I never sleep until 11:00 a.m. Ever.

Well this past Shabbos I did.

The only problem was that I didn’t know I was missing a very important shul event at 9:00.

One that only takes place (hopefully) once in a person’s life. A chassan being called up to the Torah.

It was a Shabbos sheva brachos for close family. But as Ashkenazim call the groom up the week before the wedding I had no idea that Sephardim call up the chassan during the week of sheva brachos.

So when I rolled into the house of the bride and groom at 11:30 where everybody met after shul I was bombarded with “Where were you? We were all looking for you!”

Ever wanted to cry but you had to hold it in because you’re over 40?

I had to do some serious instant inner spiritual and emotional work.

You really blew it this time comes the first thought as I make my way to my seat. Okay but you didn’t know; what can you do? was the second.

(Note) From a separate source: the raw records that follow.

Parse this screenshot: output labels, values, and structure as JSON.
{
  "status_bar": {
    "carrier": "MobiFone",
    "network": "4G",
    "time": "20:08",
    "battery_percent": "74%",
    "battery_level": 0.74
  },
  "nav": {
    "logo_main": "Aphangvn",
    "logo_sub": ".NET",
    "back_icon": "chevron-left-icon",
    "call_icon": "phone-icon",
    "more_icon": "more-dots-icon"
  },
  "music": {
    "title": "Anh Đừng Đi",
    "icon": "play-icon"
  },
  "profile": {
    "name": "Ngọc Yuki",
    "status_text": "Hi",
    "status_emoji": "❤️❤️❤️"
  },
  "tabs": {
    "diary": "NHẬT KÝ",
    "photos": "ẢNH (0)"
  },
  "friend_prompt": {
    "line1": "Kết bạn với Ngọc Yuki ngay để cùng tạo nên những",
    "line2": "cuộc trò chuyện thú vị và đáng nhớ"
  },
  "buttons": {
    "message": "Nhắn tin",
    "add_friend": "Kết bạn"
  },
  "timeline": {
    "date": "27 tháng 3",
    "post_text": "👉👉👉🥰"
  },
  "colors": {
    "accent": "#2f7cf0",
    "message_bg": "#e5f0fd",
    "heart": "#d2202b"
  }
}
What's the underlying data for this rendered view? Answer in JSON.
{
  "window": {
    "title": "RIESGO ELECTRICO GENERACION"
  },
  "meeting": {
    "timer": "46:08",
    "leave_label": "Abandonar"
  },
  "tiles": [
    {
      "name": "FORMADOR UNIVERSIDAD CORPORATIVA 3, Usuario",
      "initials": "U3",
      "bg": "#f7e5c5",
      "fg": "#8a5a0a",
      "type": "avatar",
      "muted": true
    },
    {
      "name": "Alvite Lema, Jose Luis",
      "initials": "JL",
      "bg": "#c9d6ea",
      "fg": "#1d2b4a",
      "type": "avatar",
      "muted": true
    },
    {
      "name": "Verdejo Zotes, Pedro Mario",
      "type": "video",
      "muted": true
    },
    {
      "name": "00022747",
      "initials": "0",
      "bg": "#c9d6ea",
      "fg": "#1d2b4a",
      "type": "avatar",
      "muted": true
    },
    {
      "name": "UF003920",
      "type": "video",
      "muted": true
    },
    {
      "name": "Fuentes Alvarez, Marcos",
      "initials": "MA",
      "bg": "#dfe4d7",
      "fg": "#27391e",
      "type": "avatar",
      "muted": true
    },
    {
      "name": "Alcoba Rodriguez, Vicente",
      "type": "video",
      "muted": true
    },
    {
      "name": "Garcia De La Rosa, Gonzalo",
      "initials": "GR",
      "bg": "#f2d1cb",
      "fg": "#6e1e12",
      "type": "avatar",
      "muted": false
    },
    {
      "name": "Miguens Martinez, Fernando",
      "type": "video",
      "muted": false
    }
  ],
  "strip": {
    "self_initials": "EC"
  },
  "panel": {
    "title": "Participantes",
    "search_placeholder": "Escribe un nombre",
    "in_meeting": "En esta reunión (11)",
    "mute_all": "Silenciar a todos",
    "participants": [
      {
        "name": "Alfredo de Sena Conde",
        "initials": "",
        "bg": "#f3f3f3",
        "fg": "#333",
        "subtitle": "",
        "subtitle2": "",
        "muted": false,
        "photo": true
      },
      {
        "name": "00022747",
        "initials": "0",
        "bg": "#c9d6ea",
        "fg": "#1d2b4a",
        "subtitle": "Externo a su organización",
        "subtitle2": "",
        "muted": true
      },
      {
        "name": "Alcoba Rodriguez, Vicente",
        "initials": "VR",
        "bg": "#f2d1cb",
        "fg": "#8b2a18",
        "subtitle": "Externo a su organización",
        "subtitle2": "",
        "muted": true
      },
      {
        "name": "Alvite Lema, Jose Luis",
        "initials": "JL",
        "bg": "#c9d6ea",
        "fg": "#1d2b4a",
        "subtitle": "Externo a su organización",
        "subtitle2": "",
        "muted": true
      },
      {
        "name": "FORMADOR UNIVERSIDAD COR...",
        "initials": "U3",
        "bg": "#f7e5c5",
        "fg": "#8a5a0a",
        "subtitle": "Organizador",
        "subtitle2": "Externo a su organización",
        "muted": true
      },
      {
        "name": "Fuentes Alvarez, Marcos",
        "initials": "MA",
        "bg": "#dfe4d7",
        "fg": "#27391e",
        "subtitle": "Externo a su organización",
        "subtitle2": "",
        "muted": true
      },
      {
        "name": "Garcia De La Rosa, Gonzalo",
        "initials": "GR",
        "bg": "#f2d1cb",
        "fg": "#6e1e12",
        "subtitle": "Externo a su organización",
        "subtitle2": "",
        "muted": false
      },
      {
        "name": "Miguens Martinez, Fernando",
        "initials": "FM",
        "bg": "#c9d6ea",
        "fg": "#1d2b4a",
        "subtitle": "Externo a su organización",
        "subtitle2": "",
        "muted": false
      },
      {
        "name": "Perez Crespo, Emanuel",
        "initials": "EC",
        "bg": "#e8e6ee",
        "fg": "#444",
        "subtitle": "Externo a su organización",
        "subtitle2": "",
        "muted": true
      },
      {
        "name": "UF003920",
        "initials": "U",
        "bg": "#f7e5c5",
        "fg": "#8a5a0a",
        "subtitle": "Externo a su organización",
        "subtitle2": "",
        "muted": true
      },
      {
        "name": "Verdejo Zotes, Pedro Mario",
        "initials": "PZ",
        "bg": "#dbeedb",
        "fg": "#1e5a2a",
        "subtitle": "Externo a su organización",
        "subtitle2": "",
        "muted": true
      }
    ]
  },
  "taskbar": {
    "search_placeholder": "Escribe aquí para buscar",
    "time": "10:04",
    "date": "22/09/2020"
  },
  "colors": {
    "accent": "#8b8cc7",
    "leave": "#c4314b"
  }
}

But why didn’t you know? Why are you always in the dark about things? Still I’m not a bad person just because I didn’t know Sephardim call the groom up after the wedding. I plead innocence but I’m still embarrassed and self-reprimanding.

But I shelve it and go on.

I sit across from a well-groomed woman social work professor fromCanada.

She also acknowledges my absence in shul that morning.

At first we’re kind of short on words.

I try to warm up the situation when we get up to wash hands.

I can’t remember now exactly what I said but she laughs.

I feel like maybe I caused a slight chillul Hashem in her eyes by missing the main event and I want to redeem myself at least in my own eyes.

“You know” I say “it’s so interesting how a person can actually live in denial about a thing until he’s ready to work on it.”

She’s in social work after all and what bigger topic is there in psychology than denial?

She kind of looks at me trying to figure out why this lady who slept through the main event is bringing up this subject.

“There were years I couldn’t clean the way I wanted but I was able to deny its effects or its existence. I really didn’t even see it because I wasn’t ready or able at that time to work on it.”

She nods social-worker style.

“And sometimes I think it’s not a bad thing” I add.

“It’s interesting you’re talking about this” she says. “It’s actually a needed thing.”

She tells me about a Shabbos group in her community where they go to different homes once a month and how she’d just given a dvar Torah on this very subject.

Barriers down. New friends. But I can’t hear so well because someone’s started a song and they’re banging on the table. There’s one relative I’ve noticed who loves to bang on the table.

“Anyway we’re talking about denial” she says more loudly “and this is exactly the point I spoke about by comparing it to the Red Heifer the parah adumah.”

I bring up the idea of how denial for example can save us or destroy us. The same thing applies with the parah adumah that just as it’s capable of purifying us it’s also capable of making us impure at the same time.

We discuss how there are paradoxes we cannot understand in life. How the fact that we’re not supposed to understand everything is in itself purifying and healing.

I think how gentle acceptance of ourselves and our faults is the first step to reaching those well-stocked shelves full of denial.